Lo scorso anno Assoturismo ha portato alla luce il problema della veridicità delle recensioni pubblicate su siti come Tripadvisor, definendoli “fuorvianti” e in grado di alterare la concorrenza di mercato, provocando una reazione e un successivo incontro con i referenti di Tripadvisor. A che punto è il dialogo con Tripadvisor? In che modo monitorare il passaparola online restituendo credibilità al sistema turistico per tutelare imprese e consumatori?
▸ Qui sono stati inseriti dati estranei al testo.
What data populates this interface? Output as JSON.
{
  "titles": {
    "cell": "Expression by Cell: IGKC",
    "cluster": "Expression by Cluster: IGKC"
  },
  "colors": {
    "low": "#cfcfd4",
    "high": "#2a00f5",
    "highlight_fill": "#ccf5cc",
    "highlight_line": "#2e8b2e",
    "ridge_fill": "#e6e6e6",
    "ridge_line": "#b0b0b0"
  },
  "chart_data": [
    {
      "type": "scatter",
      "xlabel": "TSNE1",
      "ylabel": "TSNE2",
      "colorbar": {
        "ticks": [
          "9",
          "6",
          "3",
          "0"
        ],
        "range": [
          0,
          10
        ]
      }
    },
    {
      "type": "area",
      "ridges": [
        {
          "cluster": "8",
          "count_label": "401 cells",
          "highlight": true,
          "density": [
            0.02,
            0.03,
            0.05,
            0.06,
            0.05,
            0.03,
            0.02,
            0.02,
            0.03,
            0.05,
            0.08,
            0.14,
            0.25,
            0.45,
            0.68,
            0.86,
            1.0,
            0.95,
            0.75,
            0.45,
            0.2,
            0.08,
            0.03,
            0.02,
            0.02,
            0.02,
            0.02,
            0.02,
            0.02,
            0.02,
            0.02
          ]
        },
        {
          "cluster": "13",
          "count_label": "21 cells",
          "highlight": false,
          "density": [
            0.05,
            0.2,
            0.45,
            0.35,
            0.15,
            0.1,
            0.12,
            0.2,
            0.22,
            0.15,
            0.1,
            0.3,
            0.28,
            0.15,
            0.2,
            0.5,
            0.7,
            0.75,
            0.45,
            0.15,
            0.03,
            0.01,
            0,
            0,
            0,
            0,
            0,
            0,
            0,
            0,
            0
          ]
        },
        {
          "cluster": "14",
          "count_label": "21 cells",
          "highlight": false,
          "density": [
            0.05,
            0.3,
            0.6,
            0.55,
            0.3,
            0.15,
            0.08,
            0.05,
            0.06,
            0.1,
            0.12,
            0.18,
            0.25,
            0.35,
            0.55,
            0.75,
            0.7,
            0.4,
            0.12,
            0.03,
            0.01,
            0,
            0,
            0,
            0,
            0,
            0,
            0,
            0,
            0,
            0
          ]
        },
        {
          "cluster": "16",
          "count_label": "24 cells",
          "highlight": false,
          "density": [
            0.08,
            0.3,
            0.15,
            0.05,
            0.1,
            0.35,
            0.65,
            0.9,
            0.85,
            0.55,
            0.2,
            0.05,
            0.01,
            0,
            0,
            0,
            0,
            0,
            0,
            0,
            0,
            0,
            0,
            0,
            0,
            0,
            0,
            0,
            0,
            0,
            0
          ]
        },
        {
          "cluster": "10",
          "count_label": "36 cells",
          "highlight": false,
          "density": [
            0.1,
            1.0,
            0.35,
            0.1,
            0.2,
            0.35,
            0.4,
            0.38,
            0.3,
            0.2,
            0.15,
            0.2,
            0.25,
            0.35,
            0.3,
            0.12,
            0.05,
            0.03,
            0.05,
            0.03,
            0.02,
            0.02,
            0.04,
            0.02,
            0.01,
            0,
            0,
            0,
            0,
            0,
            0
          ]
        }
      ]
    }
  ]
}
Un simile discorso non impensierisce minimamente le imprese del turismo. L’importante è che la questione si possa gestire con trasparenza e alla luce del sole. Tuttavia ci risulta che sulle recensioni si sia addirittura sviluppato una specie di commercio: in poche parole, si ottengono recensioni positive in cambio di favori o sconti. Questo non favorisce lo svolgimento ottimale del mercato. Certamente gli utenti sono liberi di esprimere il loro parere, nel bene e nel male, sul trattamento ricevuto o sui servizi offerti da una struttura ricettiva o di ristorazione. L’importante è che ognuno si prenda la responsabilità delle proprie azioni. In particolare chiediamo che le recensioni, su richiesta degli interessati, possano essere tracciabili. Ossia, se ritengo di essere danneggiato da una recensione falsa scritta da un mio concorrente, mi rivolgerò a Tripadvisor che, nella massima trasparenza, mi dirà il nome del concorrente. Nulla in contrario alle recensioni, gli utenti devono continuare a esprimere il loro parere, ma è necessario che, su richiesta degli interessati, vengano rese note le generalità degli autori secondo criteri di tracciabilità e trasparenza.